I know that this isn’t a book for everyone : Kondo explains a lot about her philosophy (including why she speaks to her belongings and talks about their spirit), and from the few negative reviews that I read, it seems like Americans really have a hard time with that. It works well for me, though, so if you’re a bit into spirituality and open to a new worldview, it should be a pretty easy read !
I do think you need to have read her first book to appreciate the second one properly, though, so I’d recommend doing that first.
The year of less, by Cait Flanders
In her late twenties, Cait Flanders found herself stuck in the consumerism cycle that grips so many of us: earn more, buy more, want more, rinse, repeat. Even after she worked her way out of nearly $30,000 of consumer debt, her old habits took hold again. When she realized that nothing she was doing or buying was making her happy—only keeping her from meeting her goals—she decided to set herself a challenge: she would not shop for an entire year.
I rated this book 3 stars on Goodreads – I liked it, mostly because the more I read memoirs, the more I realize that’s something I actually do enjoy reading a lot, but most of the tips and strategies described in it just weren’t things that I could apply myself, and that made me feel a bit disconnected from what the author was describing.

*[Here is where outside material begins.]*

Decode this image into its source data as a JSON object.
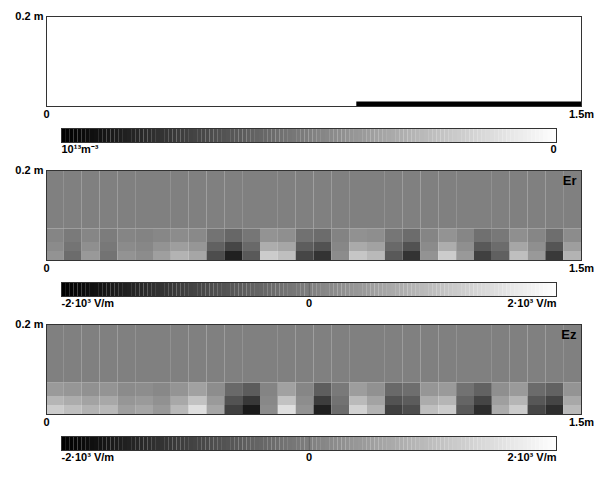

I have a very small monthly budget and I just don’t have the money to spend more than the sometimes bare minimum, so the “shopaholic” lifestyle is a long way from mine.
The only thing I spend more money on than I should is food, which I often used as a point of comparison while reading – I actually think I might take the challenge, adapt it a bit for myself and see if I can reduce my food spending to help me be more secure with my finances, and make my sugar addiction a bit less severe.
I really liked the structure of this memoir, though : it’s separated into months, for the months during which Cait Flanders had her ongoing “shopping ban experiment”, and it really helped with seeing the evolution of her situation more clearly.
Overall, this was an easy read, even though I didn’t get that much out of it. I suspect it might be, in part, due to the similarity with the Marie Kondo method of discarding and tidying, something the author mentions while explaining her own thought process on the subject, early in the book.